Insieme a lei tanti ebrei romani aiutarono i profughi. «Oggi - dice
Tesciuba - siamo perfettamente integrati nel quartiere. Rispettiamo i
nostri vicini e loro rispettano noi. Abbiamo ottimi rapporti con la
parrocchia accanto, ci facciamo gli auguri e ci scambiamo doni per le
feste». Nel corso degli anni Shalom ha ricoperto cariche nella comunità
ebraica di Roma. Lui bussa alle porte di chi ha bisogno per fare
«tzedakà», beneficenza (letteralmente significa «giustizia», per
bilanciare il mondo), ma ci tiene a ricordare che «questo è un principio
importante per tutti gli ebrei». A Tripoli c’era la tradizione del
«Mharma»: quando qualcuno aveva bisogno di soldi, si apriva un
fazzoletto, ognuno metteva un po’ del suo e si faceva una raccolta.

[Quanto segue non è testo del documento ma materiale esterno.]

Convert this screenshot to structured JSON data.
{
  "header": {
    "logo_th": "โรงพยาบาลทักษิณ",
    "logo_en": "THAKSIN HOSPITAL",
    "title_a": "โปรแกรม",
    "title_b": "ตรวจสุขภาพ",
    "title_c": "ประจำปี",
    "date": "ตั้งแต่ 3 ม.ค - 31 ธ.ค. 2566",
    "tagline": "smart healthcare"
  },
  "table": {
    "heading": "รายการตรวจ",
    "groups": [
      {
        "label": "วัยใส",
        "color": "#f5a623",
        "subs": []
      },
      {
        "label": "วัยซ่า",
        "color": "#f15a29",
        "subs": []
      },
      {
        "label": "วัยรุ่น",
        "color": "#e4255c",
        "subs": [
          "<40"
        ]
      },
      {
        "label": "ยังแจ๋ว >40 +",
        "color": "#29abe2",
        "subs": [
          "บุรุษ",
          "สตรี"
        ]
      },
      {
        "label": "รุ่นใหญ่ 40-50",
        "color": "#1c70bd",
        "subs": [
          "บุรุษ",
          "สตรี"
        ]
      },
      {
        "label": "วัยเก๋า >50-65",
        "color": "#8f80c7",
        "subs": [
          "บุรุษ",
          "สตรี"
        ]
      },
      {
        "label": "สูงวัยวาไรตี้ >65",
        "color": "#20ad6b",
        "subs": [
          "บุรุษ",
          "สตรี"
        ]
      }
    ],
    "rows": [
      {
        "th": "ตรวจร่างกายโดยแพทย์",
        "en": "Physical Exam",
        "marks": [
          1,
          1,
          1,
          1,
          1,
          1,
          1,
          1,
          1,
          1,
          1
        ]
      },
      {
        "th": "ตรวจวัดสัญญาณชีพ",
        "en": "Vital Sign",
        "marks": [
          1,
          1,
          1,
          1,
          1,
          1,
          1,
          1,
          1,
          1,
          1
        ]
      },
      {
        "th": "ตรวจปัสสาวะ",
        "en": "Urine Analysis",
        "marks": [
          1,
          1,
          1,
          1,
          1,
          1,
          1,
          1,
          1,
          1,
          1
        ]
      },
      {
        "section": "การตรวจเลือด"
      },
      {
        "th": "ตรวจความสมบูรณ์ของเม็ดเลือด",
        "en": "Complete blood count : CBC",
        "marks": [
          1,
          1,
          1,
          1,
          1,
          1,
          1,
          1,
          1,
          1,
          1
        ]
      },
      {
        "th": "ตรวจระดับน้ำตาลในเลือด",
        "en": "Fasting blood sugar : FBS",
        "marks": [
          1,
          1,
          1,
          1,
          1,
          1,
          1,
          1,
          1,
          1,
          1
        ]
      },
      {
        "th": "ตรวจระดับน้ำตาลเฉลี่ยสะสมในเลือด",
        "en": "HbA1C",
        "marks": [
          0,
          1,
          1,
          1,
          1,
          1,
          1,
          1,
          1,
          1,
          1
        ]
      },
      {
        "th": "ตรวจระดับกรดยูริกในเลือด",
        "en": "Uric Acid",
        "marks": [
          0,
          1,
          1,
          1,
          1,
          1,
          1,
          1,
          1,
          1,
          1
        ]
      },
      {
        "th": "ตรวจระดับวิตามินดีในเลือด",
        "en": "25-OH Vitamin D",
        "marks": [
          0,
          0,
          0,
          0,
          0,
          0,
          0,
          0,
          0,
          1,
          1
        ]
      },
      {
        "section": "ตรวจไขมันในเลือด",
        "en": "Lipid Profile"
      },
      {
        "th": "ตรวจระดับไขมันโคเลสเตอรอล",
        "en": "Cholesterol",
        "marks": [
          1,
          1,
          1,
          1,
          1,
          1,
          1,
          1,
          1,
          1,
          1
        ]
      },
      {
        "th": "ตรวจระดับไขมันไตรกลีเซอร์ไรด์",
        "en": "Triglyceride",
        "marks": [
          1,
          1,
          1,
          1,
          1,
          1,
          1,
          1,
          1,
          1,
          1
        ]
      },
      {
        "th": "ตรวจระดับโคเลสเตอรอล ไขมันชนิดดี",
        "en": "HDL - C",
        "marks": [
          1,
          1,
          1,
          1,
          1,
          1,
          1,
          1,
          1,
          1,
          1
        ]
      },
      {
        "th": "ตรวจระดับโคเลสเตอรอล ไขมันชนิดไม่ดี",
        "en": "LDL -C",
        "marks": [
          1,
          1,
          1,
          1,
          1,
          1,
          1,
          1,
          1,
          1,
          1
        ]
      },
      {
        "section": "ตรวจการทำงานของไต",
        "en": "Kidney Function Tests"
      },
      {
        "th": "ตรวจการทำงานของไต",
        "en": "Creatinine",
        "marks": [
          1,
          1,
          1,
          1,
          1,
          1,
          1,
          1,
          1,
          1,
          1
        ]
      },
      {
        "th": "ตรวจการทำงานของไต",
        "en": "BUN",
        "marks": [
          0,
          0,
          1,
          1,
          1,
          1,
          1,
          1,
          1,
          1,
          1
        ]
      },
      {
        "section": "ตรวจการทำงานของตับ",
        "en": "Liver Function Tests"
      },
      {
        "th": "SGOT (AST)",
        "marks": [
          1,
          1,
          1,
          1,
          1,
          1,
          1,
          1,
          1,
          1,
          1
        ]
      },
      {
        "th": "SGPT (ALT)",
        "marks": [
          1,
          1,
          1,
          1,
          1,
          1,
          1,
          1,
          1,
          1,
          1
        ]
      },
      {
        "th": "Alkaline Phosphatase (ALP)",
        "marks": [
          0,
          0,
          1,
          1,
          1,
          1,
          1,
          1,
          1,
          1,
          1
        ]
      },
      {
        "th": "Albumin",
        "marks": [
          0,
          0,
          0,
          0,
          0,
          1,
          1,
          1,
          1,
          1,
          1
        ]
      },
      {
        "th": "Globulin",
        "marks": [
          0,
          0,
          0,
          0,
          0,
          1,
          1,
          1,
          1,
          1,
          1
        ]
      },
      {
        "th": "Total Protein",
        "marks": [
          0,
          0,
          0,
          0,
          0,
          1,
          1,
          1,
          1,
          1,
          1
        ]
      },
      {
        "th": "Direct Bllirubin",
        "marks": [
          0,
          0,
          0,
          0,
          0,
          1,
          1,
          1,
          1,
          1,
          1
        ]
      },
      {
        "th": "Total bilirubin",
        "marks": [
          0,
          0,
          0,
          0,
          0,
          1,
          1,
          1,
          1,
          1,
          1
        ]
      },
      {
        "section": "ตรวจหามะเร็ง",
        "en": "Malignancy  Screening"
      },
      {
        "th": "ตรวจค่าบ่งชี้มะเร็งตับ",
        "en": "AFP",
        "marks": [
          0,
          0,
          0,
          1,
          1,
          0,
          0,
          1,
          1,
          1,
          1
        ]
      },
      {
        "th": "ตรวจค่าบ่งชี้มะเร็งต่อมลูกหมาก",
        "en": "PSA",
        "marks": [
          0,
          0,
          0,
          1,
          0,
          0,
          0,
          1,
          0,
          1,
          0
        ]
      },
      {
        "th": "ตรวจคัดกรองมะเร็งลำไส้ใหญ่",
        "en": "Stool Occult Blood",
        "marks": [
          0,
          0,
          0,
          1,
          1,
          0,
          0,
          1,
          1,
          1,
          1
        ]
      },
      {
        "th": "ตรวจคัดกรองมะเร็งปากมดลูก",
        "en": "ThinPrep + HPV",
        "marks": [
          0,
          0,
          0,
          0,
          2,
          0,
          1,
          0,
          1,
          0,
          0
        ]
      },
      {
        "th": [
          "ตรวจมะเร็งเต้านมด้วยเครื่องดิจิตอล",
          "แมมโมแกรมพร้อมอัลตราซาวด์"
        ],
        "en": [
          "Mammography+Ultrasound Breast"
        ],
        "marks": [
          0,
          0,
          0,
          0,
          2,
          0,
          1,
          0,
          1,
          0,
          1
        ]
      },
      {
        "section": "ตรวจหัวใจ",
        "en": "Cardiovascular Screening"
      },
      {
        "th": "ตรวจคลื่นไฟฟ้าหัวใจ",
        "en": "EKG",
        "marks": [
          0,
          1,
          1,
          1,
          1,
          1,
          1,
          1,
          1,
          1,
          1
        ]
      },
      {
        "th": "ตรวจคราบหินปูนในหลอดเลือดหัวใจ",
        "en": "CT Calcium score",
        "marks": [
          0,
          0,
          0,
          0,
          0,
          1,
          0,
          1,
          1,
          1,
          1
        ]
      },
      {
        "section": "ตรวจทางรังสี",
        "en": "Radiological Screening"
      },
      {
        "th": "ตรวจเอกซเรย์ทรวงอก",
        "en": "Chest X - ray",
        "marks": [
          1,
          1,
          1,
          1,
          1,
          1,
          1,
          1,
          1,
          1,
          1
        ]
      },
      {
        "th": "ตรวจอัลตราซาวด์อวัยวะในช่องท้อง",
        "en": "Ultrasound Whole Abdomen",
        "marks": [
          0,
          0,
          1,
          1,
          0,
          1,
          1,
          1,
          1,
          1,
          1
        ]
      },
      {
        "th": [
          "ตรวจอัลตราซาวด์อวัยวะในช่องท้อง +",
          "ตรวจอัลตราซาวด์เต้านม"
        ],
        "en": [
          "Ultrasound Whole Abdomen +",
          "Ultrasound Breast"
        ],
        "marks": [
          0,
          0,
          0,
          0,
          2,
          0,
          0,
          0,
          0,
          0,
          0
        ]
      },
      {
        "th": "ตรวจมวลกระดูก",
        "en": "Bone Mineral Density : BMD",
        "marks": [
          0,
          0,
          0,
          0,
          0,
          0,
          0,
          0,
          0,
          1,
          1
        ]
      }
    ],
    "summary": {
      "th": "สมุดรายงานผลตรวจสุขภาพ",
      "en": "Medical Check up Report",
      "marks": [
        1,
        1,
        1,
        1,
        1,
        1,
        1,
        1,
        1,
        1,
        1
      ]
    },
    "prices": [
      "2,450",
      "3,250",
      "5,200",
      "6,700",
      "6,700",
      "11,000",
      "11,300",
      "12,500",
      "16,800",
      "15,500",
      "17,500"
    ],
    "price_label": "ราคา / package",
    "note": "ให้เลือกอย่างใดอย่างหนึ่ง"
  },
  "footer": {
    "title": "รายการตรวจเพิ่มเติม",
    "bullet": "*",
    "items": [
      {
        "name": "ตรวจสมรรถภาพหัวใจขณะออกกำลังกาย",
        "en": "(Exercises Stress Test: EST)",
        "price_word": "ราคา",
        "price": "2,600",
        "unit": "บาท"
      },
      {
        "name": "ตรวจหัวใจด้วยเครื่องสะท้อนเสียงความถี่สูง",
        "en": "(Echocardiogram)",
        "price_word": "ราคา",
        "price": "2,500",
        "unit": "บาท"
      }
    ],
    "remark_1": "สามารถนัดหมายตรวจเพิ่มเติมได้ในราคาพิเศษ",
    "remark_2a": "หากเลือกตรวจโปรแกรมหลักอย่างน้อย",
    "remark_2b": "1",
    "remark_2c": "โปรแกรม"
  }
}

Le
tradizioni tornano nei riti delle loro sinagoghe. È l’eco di una cultura
sommersa, riportata alla vita dai padri per consegnarla ai figli. Un
figlio, Hamos Guetta, è arrivato a piazza Bologna a 11 anni. È
imprenditore nella moda e ha trovato il modo di affrontare il trauma
della fuga da Tripoli raccontando la sua storia, preparando cene aperte
al pubblico, andando in tv. «La nostra fuga fu difficile, passammo per
le rivolte, per gli incendi, non ci fu alcuna pietà per gli ebrei -
racconta Hamos -. Arrivammo soltanto con i vestiti che indossavamo. A
Roma nulla ci ricordava Tripoli, se non noi stessi. Volevamo essere
italiani e staccarci da quel mondo che avevamo lasciato. Adesso i nostri
figli studiano all’università e lavorano, conoscono la nostra storia e
ci interrogano su essa». È l’elaborazione della memoria, che passa per
tre generazioni, contese tra la nostalgia e il taglio netto con il
passato. «Il trauma è stato molto profondo - spiega David Meghnagi,
psicanalista, fuggito da Tripoli a 18 anni -. All’inizio degli anni ’60
gli ebrei libici vivevano una breve pausa, dopo altre persecuzioni e
pogrom. Quindi ci troviamo davanti ad una catena cumulativa di traumi
non elaborati, ma dove funziona la resilienza, e dove l’arrivo in Italia
rappresenta una liberazione». Meghnagi dà un’interpretazione sulla
scelta del Quartiere Africano: «E’ il ritorno del rimosso, qualcosa da
cui sei fuggito ti insegue. La nostalgia del non vissuto emerge». Il
trauma segnò profondamente i bambini di allora, alcuni cancellarono la
vita precedente per rinascere in Italia. In viale Libia è arrivata ad
otto anni Claudia Fellus e adesso è vice presidente della comunità
ebraica di Roma. «Io credo che mio padre abbia scelto di vivere in viale
Libia per assonanza, per nostalgia. Io - racconta - non avevo alcun
ricordo di Tripoli. Era come se fossi nata a Roma. Solo le immagini
della guerra in ex Jugoslavia, le grandi migrazioni dal Kosovo, hanno
riportato alla mia mente la condizione di profuga: così sono andata in
analisi per ricordare la mia vita precedente. Il mio ultimo ricordo di
Tripoli è la fuga, la macchina di mio padre incendiata». La fuga degli
ebrei dai Paesi Arabi è avvenuta in silenzio. All’epoca furono in pochi a
parlarne. «La nostra storia - prosegue Fellus - insegna che non puoi
nasconderti dietro al tuo dramma, ma devi andare avanti. Qui in Italia
oscilliamo tra la volontà di respingere i nuovi profughi e l’accoglienza
tout court. Dovremmo invece esigere il rispetto dei valori per i quali
abbiamo combattuto nei secoli, lo dico da italiana. Valori che noi
abbiamo rispettato e condiviso, e lo dico da profuga. Ebrea libica».